Know your triggers and trigger months

“Pollen is a potent trigger,” says Hinderlie. “Your immune system overreacts to the allergic reaction which causes swelling in the ear, nose and throat area. This over-inflammation is what triggers the asthma to flare up.”

Allergy medications are most helpful during these months, as they help control the inflammation, Hinderlie says, noting many find it helpful to start taking this medication throughout May, or at peak allergy times, which can help keep asthma from flaring up.

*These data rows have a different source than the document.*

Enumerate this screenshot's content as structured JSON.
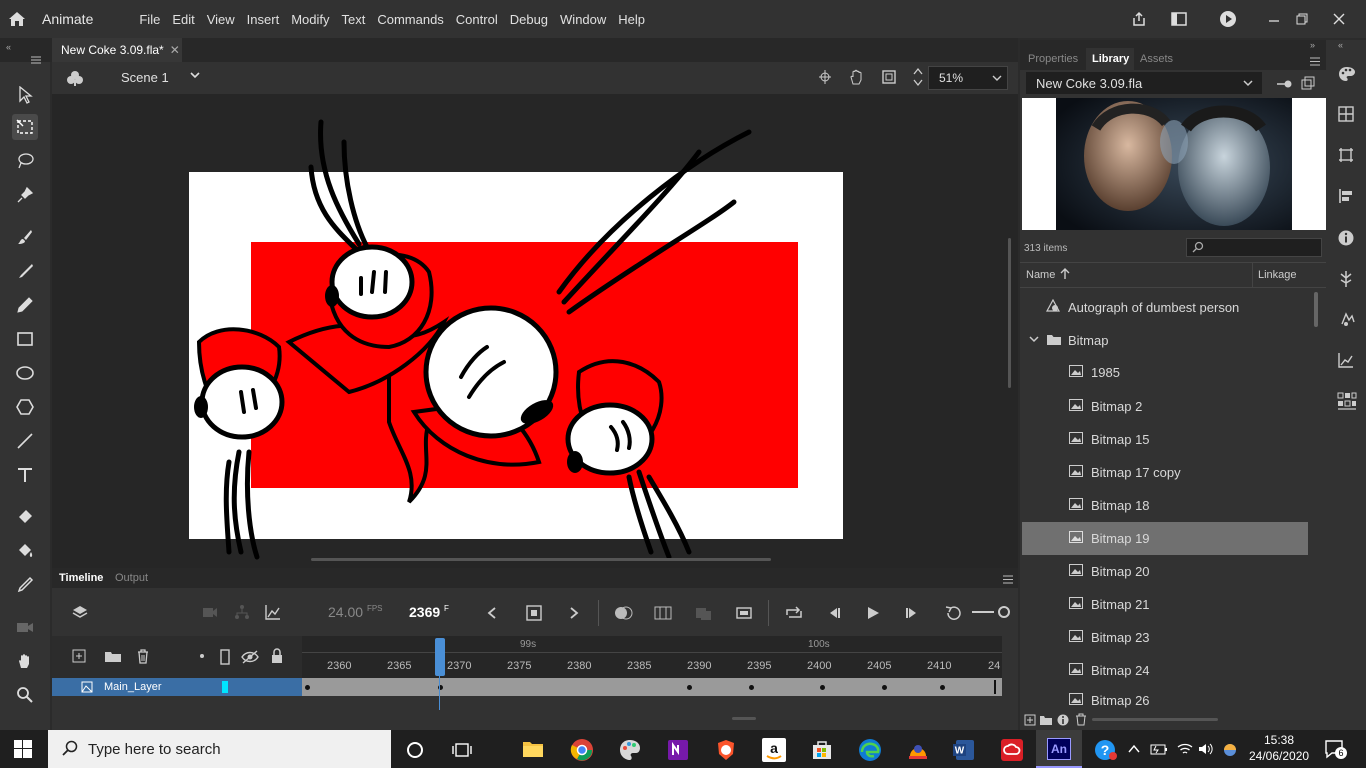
{
  "app": {
    "name": "Animate"
  },
  "menu": [
    "File",
    "Edit",
    "View",
    "Insert",
    "Modify",
    "Text",
    "Commands",
    "Control",
    "Debug",
    "Window",
    "Help"
  ],
  "document": {
    "tab_title": "New Coke 3.09.fla*"
  },
  "scene": {
    "label": "Scene 1",
    "zoom": "51%"
  },
  "timeline": {
    "tabs": [
      "Timeline",
      "Output"
    ],
    "fps_value": "24.00",
    "fps_unit": "FPS",
    "current_frame": "2369",
    "frame_unit": "F",
    "time_markers": [
      "99s",
      "100s"
    ],
    "ruler": [
      "2360",
      "2365",
      "2370",
      "2375",
      "2380",
      "2385",
      "2390",
      "2395",
      "2400",
      "2405",
      "2410",
      "24"
    ],
    "layer_name": "Main_Layer",
    "layer_color": "#00e5ff"
  },
  "right_panel": {
    "tabs": [
      "Properties",
      "Library",
      "Assets"
    ],
    "active_tab": "Library",
    "library_file": "New Coke 3.09.fla",
    "item_count": "313 items",
    "col_name": "Name",
    "col_linkage": "Linkage",
    "items": [
      {
        "label": "Autograph of dumbest person",
        "icon": "graphic-symbol-icon"
      },
      {
        "label": "Bitmap",
        "icon": "folder-icon"
      },
      {
        "label": "1985",
        "icon": "bitmap-icon"
      },
      {
        "label": "Bitmap 2",
        "icon": "bitmap-icon"
      },
      {
        "label": "Bitmap 15",
        "icon": "bitmap-icon"
      },
      {
        "label": "Bitmap 17 copy",
        "icon": "bitmap-icon"
      },
      {
        "label": "Bitmap 18",
        "icon": "bitmap-icon"
      },
      {
        "label": "Bitmap 19",
        "icon": "bitmap-icon"
      },
      {
        "label": "Bitmap 20",
        "icon": "bitmap-icon"
      },
      {
        "label": "Bitmap 21",
        "icon": "bitmap-icon"
      },
      {
        "label": "Bitmap 23",
        "icon": "bitmap-icon"
      },
      {
        "label": "Bitmap 24",
        "icon": "bitmap-icon"
      },
      {
        "label": "Bitmap 26",
        "icon": "bitmap-icon"
      }
    ],
    "selected_item": "Bitmap 19"
  },
  "taskbar": {
    "search_placeholder": "Type here to search",
    "time": "15:38",
    "date": "24/06/2020",
    "notifications": "6"
  },
  "colors": {
    "accent": "#2680eb",
    "stage_red": "#ff0000",
    "layer_highlight": "#3a6ea5",
    "playhead": "#4a8fd6"
  }
}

For pediatric patients, the end of summer may be another peak time for ER or doctor visits. “End of August, early September when school is back in session can be very challenging because viruses and colds tend to trigger asthma,” says Hinderlie. “When your children go back to school, they are with a bunch of other kids and germs spread more easily. One kid sneezes and everyone can be affected.”

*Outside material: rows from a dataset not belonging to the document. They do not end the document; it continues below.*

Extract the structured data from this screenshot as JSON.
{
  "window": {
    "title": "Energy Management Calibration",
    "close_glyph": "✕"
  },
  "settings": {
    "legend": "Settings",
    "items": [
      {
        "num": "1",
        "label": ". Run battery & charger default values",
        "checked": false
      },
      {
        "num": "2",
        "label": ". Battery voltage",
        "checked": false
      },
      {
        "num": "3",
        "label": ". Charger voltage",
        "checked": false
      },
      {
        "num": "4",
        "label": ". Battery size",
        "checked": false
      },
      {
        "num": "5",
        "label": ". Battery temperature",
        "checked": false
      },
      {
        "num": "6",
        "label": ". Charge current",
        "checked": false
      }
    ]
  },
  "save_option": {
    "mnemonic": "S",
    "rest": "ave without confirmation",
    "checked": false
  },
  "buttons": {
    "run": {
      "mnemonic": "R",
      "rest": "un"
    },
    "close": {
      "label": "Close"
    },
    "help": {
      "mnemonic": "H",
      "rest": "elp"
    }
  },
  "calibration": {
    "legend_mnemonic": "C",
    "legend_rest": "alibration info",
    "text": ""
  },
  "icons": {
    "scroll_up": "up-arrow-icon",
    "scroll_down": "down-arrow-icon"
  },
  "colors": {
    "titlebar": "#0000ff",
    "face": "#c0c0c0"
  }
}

Patients should take care to wash their hands and monitor their symptoms. Hinderlie also recommends patients visit with their care team in August for a “tune-up” to know what to look out for before going back to school and hitting the next peak asthma season.


Use controller medications and spacers

Inhaled corticosteroids are commonly used to keep asthma in control and are the active ingredient in many anti-inflammation medications. The inhaled steroid relaxes the airway muscle and keeps it open. “With asthmatics, the airways are usually twitchy and likely to swell. These inhaled steroids keep the airway from swelling and keep it open,” says Hinderlie. Patients usually use two puffs of the inhaler, twice per day. “It’s very easy to do and can prevent the worst things that can happen with asthma.”

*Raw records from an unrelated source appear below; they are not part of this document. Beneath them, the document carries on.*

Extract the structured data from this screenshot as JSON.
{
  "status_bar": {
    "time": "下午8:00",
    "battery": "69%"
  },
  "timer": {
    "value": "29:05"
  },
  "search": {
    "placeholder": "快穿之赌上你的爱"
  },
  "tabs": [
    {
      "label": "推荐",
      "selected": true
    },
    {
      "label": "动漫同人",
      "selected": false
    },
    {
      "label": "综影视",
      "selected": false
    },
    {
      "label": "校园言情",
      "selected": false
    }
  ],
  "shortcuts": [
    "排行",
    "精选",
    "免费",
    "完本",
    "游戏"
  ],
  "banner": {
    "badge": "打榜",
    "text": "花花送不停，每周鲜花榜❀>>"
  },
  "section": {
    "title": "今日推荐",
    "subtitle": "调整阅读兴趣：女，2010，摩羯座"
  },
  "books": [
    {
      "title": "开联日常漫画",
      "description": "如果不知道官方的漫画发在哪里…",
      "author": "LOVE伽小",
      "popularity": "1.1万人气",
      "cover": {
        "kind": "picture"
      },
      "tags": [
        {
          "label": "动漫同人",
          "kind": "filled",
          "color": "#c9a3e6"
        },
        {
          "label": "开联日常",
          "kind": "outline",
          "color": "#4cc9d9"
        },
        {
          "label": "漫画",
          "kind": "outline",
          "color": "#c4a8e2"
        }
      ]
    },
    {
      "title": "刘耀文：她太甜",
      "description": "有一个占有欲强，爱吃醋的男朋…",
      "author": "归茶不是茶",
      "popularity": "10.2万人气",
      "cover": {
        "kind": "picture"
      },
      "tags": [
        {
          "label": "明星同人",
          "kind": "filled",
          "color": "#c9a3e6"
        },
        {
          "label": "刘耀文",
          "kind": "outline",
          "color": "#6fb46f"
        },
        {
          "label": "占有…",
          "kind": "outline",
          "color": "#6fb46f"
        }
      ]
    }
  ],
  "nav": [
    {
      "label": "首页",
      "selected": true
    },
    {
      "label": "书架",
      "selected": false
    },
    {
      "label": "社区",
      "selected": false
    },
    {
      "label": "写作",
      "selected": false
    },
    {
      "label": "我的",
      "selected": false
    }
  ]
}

It is highly recommended – even with adults – to use a spacing device with the inhaler. The device is a plastic tube that directs the medications directly into the airways, and some inhalers feature a built-in spacer. Without a spacer, it is difficult to receive the full dose since the puff will instead stay on the throat, tongue or mouth, Hinderlie says.


Have an action plan handy

“An action plan is guidance for the patient – and their family – at home,” says Hinderlie. “This treatment plan can be kept on the refrigerator for easy reference, allowing for early action when you notice your symptoms worsen to prevent asthma from getting worse.”

Set up like a stop light, the action plan has three zones:

Green zone: This shows what medications to use to remain healthy. The patient’s controller medications are indicated here.

Yellow zone: “This is the hold up, let’s check what might be happening zone,” says Hinderlie. Here, a person could be experiencing coughing, chest tightness or wheezing and it is recommended to start using albuterol – a bronchodilator sometimes used as quick asthma relief or in conjunction with an inhaled corticosteroid – while continuing green zone medication.

Red zone: Stop and assess your child. In this zone, Hinderlie says, patients should begin to take albuterol every two hours and call for medical attention. Still continue using green zone medications and, if you have it, take prednisone as well. “If your symptoms are pretty serious and feel like you can’t breathe, getting medical attention is paramount.”